#AWP20 Featured Presenter Q&A with Deborah Paredez

AWP | February 2020

Event Title: 10 Years of CantoMundo: Founders, Faculty, and Fellows
Description: Join CantoMundo for a discussion on contemporary Latinx letters, the history of CantoMundo, and what’s ahead for us. Each poet will also do a short reading.
Participants: Denice Frohman, Deborah Paredez, Willie Perdomo
Location: Hemisfair Ballroom C1, Henry B. González Convention Center, Ballroom Level
Date & Time: Thursday, March 5, 1:45 p.m. to 3:00 p.m.

 

Q: What are some of the conference events or Bookfair exhibitors you look forward to seeing at AWP? 
I am looking forward to Helena María Viramontes' keynote.

Q: What do you remember most about your first AWP? What advice would you give to an AWP first-timer?
I was curious about writing in form and was lucky enough to catch a panel with Tyehimba Jess reading and discussing his syncopated sonnets and I was completely transported.
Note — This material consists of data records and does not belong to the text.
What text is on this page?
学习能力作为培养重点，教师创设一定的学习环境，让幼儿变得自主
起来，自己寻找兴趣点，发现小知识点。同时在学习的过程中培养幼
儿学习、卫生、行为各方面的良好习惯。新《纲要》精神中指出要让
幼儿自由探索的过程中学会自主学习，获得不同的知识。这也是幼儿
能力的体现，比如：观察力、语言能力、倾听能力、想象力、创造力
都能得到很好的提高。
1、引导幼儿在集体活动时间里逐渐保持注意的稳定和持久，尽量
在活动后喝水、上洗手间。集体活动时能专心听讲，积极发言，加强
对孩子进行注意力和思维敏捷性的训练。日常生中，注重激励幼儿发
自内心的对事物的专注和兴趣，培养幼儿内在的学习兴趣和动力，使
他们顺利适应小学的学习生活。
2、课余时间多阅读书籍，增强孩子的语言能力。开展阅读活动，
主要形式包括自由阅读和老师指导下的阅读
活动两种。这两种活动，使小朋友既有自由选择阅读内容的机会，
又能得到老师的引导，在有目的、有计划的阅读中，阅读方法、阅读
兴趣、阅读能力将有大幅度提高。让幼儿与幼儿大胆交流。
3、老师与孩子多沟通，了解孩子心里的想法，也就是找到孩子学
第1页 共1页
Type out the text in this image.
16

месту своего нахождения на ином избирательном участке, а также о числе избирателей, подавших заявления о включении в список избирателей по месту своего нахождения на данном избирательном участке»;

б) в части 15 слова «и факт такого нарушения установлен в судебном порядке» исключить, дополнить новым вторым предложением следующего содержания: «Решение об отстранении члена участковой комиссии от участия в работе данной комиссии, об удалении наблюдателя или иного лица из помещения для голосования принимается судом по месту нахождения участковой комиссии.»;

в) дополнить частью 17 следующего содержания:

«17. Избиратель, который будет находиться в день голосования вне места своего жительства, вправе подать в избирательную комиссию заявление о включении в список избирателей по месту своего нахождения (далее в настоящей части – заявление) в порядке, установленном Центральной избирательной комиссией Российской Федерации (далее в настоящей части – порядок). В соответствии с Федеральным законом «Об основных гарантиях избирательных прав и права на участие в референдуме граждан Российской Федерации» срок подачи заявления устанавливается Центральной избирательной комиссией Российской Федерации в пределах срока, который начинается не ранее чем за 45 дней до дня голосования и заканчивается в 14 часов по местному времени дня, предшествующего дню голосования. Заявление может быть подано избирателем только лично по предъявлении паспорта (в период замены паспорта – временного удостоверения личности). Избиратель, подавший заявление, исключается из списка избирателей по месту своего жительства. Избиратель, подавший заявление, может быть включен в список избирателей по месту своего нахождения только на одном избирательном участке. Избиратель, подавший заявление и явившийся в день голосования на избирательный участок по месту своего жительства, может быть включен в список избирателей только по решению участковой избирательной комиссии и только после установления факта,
I would recommend that first-timers focus on just a few panels or events they want to do each day and to take time to take a break or wander around the city to avoid getting overwhelmed by the sheer number of people and energy.

Q: What is your favorite AWP conference memory?
Every year my favorite memory from AWP is always the soulful connections I make with my writer friends (old and new) from across the country. 

Q: What book or books that you’ve read over the last year would you most highly recommend?
Diana Koi Nguyen, Ghost Of
Hanif Abdurraqib, Go Ahead in the Rain
Anne Boyer, The Undying 
Saidiya Hartman, Wayward Lives, Beautiful Experiment

Q: If you’ve been to San Antonio before, what places do you recommend that our attendees should visit?
I'm a San Antonio native, and March is a beautiful time to visit. I would recommend taking in some art at the Presa House Gallery and hiking the Mission Trail and having a drink at the legendary Esquire Bar.

 

Deborah Paredez is a poet, performance scholar, and cultural critic. She is the author of the critical study Selenidad: Selena, Latinos, and the Performance of Memory and of the poetry volumes This Side of Skin and Year of the Dog (forthcoming), which is debuting at AWP this year. Her poetry and essays have appeared in the New York Times, Los Angeles Review of Books, National Public Radio, Boston Review, Poetry, Poet Lore, and elsewhere. She teaches creative writing and ethnic studies at Columbia University.  She's thrilled to be back in her hometown of San Antonio, which is also the birthplace of CantoMundo, the national organization for Latinx poets that she co-founded in 2009 with Celeste Guzmán Mendoza, Pablo Miguel Martinez, Norma E. Cantú, and Carmen Tafolla.